RETRATO DA SEMANA


Homenagem ao saudoso parceiro Zé Fonseca

terça-feira, 24 de fevereiro de 2026

 

O GUARDIÃO DO OBELISCO DA PAZ


João Pedro Souza Rodrigues

Um obelisco de granito de sete metros de altura, cujo topo abriga um ninho de joão-de-barro, desponta nos campos de Ponche Verde como garantidor da paz entre farroupilhas e imperiais, depois de quase 10 anos de guerra civil. Erguido em 1945, no centenário da pacificação, também é o testemunho de como o Rio Grande do Sul desejou voltar a fazer parte do Império do Brasil, assegurando a unidade nacional.

Curiosidades cercam o monumento. Historiadores conceituados informam que a concórdia ocorreu em 28 de fevereiro de 1845, quando o general farrapo David Canabarro assinou o tratado confiando na "palavra sagrada" e no "magnânimo coração" de dom Pedro II. Outros preferem o 1º de março de 1845, como está gravado na pedra do obelisco, quando o marechal Luís Alves de Lima e Silva, o Caxias, confirmou o acerto.
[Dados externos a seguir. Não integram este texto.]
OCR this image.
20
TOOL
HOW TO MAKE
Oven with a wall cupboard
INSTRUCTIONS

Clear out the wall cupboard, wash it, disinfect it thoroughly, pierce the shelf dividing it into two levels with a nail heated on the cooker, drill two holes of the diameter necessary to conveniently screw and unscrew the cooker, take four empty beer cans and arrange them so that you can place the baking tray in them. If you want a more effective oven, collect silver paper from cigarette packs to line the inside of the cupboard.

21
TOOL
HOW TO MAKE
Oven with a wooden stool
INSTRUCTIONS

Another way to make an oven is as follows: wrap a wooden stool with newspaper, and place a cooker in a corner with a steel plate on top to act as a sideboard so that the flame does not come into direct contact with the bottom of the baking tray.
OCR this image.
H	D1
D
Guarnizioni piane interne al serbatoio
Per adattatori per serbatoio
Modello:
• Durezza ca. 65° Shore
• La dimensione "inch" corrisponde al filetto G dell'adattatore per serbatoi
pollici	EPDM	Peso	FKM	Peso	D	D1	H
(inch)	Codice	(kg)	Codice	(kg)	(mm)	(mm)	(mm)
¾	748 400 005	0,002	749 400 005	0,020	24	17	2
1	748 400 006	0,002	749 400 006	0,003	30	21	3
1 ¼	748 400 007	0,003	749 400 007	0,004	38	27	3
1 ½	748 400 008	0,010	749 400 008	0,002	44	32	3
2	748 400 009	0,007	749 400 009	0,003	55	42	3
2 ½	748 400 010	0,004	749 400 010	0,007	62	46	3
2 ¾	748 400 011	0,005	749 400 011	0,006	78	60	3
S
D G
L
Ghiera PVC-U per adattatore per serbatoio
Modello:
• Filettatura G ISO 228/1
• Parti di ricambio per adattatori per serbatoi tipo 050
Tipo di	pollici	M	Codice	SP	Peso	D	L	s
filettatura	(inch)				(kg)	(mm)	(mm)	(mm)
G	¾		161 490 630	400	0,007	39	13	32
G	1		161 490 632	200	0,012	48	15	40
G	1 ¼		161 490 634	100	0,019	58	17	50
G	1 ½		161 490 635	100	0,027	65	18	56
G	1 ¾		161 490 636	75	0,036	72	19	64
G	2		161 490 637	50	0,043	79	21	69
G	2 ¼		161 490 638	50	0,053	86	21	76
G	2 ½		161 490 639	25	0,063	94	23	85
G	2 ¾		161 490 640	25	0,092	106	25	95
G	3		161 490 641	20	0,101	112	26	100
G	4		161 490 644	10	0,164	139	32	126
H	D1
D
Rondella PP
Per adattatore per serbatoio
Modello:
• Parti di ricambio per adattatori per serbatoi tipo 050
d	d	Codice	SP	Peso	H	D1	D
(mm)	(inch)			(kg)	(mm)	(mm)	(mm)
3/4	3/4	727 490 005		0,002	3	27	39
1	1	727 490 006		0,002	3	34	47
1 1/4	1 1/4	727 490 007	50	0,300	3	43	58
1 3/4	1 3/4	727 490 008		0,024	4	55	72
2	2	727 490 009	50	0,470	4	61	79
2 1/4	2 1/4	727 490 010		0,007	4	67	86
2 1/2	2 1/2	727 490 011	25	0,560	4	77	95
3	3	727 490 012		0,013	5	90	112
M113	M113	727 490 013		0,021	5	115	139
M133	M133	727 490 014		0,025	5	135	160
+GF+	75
A declaração do pacificador:

- Rio-grandenses! É sem dúvida para mim de inexplicável prazer o ter de anunciar-vos que a guerra civil, que por mais de nove anos devastou esta bela província, está terminada.

Possíveis imprecisões não se limitam a datas. O diretor do Museu Paulo Firpo (Dom Pedrito), Adilson Nunes de Oliveira, 65 anos, observa que o obelisco não teria sido construído no exato lugar da pacificação, que era numa baixada. Foi deslocado para um terreno mais alto, perto da estrada, para que ficasse mais visível e assomasse na vertiginosa horizontalidade do pampa.

- De qualquer forma, é um motivo de honra para Dom Pedrito, que ficou conhecida como a capital da paz - destaca Adilson.

Além da vigilância do operoso joão-de-barro, o obelisco tem um guardião: João Pedro Souza Rodrigues, dono de um bolicho perto do monumento. É uma vendinha humilde, com paredes feitas de leivas e cobertura de capim santa-fé, mas acolhedora. O que a identifica é uma antiga placa de propaganda - "Beba Fanta" - descolorida e com amassados.

Quem vê as prateleiras meio desfalcadas, não imagina as surpresas que o bolicho pode oferecer. Se gostar das maneiras do cliente, João Pedro tira um majestoso bandônion do baú e abre os foles para executar tangos e canções do gaúcho Luiz Menezes. Nesse momento, dizem, até os cavalos atados no palanque à espera dos donos que bebem um trago de cachaça escutam as músicas.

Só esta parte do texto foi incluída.